Museveni again re-organised the NRA and this is when Kutesa became Commanding Officer of the C coy. This was one of the units that made up the Mobile Brigade under Salim Saleh. It is Pecos Kutesa who received a truck-load of guns that Lt. Col. Ssonko drove to the NRA base after the failed UFM attack on Lubiri in 1982.
The February 20, 1984 attack on Masindi Barracks was arguably the turning point in the NRA bush-war, veterans say. Not only did the rebels multiply their arms by two, but it also boosted their morale, especially after the failed attack on Kabamba.
The Masindi attack happened after another re-organisation had brought in battalions. Kutesa who was commanding C Coy was now the boss of 1st battalion. Kutesa’s 1st battalion was responsible for leading the attack. They were supposed to attack at day break but they delayed and reached at 7a.m.In fact, Saleh who had been cautioned seriously by Museveni, sent him a radio message to inform him that they had arrived late. Museveni advised them to call off the operation.
Saleh informed Kutesa of the High Command Chairman’s advice, but Kutesa protested saying they were ready to attack. The now cautious Saleh asked him whether he would take full responsibility in case the operation was not successful, and Kutesa consulted his deputies after which he said yes.
Kutesa’s deputy was Peter Kerim and his operation officer was Fred Mugisha a.k.a ‘Headache’. After consulting other commanders, Saleh gave the attack a go-ahead. In the attack, the NRA overran the Artillery School, captured about 350 rifles, plus other ammunition. They carried their loot and marched back to their base to rescue Museveni who had by then come under UNLA attack.
Before the fall of Kampala into rebel hands, the NRA had undergone yet another re-organisation after Museveni returned from a six-month diplomatic and arms searching trip. Kutesa retained command of his 1st battalion while his operation officer, Fred Mugisha, became his deputy and his deputy Peter Kerim was appointed to head a new 21st battalion.
Kutesa operated on one side of Katonga Bridge.

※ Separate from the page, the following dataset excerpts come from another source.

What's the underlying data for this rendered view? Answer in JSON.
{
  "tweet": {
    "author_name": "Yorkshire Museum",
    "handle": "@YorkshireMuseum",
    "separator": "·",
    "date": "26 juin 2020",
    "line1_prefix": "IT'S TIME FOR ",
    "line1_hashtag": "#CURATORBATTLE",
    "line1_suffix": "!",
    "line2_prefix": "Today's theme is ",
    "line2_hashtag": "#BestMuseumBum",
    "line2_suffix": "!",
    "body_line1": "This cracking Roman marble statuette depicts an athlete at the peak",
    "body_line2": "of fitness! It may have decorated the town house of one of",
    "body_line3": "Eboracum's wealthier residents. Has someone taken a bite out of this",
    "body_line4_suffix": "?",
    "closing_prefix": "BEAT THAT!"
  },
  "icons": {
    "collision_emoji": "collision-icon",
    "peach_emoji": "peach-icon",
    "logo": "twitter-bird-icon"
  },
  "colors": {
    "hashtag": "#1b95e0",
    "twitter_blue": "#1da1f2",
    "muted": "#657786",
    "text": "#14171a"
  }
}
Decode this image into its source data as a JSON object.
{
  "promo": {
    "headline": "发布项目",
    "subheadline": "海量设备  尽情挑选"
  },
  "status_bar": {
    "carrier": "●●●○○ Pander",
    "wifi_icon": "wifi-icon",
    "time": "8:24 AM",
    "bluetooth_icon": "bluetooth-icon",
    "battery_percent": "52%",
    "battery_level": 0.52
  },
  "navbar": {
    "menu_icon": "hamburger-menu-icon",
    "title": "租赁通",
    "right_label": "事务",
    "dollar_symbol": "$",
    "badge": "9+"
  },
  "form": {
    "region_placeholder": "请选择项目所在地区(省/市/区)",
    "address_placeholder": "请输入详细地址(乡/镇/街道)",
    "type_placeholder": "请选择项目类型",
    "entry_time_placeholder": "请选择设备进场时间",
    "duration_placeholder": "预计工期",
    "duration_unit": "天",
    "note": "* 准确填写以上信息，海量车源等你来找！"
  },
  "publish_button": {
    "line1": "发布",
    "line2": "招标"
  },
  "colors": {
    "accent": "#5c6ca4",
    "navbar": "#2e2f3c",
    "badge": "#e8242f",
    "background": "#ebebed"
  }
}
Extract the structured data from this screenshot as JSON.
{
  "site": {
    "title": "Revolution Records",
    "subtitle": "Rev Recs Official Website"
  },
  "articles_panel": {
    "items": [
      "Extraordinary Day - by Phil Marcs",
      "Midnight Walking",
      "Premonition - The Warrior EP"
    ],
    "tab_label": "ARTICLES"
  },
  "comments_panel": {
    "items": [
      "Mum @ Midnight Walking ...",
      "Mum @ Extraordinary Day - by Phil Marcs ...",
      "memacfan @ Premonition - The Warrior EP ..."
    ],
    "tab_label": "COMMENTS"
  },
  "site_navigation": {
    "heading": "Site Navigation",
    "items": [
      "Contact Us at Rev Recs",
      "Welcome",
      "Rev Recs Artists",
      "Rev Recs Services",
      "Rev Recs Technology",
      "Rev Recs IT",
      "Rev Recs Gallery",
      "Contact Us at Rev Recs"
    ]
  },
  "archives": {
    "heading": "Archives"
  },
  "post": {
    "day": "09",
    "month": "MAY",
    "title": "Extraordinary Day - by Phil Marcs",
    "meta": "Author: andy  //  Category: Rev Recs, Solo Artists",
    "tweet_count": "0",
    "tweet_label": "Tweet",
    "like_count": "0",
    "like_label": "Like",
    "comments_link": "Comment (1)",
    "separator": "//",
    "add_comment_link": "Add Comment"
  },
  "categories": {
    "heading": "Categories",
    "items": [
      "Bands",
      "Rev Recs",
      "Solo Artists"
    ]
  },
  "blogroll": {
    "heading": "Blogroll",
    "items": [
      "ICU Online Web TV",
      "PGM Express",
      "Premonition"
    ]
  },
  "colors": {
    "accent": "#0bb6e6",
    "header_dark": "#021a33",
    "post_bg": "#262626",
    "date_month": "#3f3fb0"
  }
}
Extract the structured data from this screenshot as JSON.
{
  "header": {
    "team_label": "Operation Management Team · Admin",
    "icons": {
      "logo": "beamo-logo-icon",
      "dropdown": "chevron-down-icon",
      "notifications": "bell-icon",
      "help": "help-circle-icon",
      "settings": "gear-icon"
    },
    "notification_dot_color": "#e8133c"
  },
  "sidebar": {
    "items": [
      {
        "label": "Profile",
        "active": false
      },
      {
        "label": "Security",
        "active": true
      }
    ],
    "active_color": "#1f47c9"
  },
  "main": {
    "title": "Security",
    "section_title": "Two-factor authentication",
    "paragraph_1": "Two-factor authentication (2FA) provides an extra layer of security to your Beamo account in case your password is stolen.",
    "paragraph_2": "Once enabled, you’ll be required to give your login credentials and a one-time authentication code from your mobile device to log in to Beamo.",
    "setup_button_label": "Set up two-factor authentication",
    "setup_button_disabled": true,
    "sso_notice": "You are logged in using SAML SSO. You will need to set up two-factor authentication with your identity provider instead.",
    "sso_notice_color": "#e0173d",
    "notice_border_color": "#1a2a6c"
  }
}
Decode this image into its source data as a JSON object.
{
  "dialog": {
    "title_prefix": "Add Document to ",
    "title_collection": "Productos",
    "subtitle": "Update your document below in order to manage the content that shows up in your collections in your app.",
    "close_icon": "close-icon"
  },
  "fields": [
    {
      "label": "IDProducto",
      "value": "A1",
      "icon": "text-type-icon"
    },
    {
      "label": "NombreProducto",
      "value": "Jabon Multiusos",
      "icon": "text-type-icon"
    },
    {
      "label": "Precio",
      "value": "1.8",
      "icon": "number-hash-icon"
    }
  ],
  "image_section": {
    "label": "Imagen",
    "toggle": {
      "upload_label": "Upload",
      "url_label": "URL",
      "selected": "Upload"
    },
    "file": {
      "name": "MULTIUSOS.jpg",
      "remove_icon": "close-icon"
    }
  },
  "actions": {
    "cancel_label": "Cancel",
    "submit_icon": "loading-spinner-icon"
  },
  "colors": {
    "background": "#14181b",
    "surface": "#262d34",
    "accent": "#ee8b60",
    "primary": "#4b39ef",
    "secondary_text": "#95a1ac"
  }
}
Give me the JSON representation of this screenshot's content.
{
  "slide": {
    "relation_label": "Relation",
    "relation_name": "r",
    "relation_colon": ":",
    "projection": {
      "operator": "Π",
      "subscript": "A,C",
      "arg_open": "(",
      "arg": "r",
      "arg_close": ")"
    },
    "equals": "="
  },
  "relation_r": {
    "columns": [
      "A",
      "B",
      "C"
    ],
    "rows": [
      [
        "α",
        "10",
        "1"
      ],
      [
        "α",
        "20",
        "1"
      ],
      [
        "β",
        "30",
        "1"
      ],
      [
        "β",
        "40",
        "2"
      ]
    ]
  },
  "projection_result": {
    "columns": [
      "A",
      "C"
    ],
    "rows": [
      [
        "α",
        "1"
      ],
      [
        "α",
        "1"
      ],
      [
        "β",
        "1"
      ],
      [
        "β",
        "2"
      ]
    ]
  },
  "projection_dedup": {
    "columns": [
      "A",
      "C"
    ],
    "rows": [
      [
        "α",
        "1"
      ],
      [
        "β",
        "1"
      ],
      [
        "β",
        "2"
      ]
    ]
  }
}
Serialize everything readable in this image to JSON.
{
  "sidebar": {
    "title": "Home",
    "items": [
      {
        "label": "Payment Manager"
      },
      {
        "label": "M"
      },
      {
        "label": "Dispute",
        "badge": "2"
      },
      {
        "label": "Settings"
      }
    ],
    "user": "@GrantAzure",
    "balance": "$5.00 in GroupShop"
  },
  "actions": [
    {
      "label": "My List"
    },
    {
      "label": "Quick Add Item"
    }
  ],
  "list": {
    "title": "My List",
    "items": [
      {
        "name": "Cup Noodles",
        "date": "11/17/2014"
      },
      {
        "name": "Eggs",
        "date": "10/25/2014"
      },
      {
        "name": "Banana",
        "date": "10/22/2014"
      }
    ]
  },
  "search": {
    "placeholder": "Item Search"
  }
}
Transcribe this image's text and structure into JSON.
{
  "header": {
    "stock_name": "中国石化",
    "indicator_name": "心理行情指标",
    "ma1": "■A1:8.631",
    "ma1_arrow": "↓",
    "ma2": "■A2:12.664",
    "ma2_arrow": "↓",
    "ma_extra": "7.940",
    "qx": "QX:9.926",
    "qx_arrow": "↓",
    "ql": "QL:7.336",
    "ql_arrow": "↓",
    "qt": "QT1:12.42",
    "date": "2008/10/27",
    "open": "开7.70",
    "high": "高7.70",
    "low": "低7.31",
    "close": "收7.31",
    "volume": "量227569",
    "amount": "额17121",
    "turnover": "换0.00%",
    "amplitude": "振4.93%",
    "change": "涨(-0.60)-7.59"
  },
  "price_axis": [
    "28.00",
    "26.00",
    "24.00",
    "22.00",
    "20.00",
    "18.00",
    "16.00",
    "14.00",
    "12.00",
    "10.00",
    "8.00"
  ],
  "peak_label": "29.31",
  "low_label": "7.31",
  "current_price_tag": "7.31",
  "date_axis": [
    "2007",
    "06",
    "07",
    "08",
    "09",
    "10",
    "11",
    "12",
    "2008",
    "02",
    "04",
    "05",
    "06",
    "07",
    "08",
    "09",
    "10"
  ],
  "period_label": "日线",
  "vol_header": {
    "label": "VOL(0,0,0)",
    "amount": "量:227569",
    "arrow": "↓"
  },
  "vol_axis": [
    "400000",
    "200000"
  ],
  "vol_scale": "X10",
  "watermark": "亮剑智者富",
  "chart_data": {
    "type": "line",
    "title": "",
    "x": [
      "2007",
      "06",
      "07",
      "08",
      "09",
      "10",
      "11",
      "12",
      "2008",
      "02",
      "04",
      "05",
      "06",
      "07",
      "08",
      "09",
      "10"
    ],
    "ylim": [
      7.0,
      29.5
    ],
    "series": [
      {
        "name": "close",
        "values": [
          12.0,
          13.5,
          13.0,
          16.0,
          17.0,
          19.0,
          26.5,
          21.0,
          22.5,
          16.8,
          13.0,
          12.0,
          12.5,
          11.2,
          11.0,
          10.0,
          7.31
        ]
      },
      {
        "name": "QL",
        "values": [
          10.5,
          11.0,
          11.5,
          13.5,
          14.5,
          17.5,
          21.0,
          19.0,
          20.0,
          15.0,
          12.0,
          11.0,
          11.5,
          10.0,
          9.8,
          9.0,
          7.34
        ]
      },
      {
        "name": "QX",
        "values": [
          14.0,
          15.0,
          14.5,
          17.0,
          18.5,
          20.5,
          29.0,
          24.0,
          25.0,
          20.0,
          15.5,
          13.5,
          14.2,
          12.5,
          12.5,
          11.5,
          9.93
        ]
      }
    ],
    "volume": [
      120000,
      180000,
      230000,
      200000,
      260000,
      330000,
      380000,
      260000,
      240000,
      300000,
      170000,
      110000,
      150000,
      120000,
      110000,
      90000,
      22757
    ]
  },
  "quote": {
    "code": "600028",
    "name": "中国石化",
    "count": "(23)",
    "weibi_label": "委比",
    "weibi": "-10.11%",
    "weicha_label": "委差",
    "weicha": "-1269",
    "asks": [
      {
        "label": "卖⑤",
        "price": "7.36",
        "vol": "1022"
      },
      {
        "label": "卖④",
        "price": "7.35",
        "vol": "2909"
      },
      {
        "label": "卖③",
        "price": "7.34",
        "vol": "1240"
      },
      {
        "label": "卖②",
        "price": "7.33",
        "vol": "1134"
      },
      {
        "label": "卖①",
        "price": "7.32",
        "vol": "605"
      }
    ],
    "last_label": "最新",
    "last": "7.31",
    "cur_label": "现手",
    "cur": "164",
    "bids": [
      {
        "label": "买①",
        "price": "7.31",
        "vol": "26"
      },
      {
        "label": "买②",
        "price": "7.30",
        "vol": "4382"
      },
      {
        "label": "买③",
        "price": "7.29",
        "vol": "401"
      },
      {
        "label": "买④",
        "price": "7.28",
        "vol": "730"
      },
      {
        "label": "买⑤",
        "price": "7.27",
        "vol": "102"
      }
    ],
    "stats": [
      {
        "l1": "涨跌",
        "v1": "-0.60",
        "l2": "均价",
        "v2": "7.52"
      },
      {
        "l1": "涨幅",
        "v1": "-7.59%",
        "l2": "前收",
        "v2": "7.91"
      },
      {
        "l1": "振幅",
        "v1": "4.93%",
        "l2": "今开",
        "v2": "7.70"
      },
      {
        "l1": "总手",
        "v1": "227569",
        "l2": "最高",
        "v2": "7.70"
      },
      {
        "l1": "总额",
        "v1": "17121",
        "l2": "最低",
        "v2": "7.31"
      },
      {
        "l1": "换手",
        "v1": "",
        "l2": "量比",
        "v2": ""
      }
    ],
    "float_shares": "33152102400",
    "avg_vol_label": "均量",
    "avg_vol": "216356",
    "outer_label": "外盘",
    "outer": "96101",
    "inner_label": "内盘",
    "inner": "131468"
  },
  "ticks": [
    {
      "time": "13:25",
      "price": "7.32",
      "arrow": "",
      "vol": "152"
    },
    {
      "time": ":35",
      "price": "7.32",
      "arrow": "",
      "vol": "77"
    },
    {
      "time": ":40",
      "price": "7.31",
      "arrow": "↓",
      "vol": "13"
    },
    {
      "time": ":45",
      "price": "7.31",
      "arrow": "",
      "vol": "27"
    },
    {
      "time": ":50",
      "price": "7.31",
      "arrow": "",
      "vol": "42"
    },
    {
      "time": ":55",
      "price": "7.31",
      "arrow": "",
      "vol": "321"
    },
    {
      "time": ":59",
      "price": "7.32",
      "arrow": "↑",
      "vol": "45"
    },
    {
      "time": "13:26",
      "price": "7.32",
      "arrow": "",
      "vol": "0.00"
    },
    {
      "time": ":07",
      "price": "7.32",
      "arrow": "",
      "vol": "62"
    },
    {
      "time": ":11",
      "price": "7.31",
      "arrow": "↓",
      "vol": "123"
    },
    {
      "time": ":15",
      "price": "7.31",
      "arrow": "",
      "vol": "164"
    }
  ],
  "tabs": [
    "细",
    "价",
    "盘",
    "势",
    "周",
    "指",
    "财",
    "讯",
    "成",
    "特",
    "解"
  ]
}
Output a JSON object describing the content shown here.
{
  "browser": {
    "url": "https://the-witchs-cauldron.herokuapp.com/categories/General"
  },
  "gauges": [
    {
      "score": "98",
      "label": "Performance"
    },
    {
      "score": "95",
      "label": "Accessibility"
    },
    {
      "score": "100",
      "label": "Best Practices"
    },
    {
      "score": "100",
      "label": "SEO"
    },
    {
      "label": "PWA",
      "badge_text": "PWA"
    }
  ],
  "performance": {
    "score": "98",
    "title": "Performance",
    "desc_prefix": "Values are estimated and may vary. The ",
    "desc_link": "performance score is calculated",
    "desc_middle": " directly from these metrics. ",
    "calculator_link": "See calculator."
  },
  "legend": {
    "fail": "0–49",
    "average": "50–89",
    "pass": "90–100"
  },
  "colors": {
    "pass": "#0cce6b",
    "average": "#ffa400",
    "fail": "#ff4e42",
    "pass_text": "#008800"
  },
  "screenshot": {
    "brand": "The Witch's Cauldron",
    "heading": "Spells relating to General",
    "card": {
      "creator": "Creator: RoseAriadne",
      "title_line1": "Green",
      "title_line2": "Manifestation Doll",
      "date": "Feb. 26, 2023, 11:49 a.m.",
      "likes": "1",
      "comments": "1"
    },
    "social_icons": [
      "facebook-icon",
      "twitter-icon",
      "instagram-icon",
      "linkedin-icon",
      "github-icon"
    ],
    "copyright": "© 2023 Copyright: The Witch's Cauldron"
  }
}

When the Katonga Bridge fell to the rebels, the 1st battalion led the match towards Kampala along Masaka Road. There were hold-ups, especially during the peace talks in Nairobi, but eventually Kutesa’s battalion led the march towards the capital, capturing Lubiri Barracks while other units attacked different government and military encampments.
After the fall of Kampala, Kutesa went to Jinja together with Kyaligonza. In 1994, he was elected Constituent Assembly delegate for Kabula.Kutesa was one of the senior officers who fought alongside their spouses during the bush war. His wife, Dora is also a veteran of the war.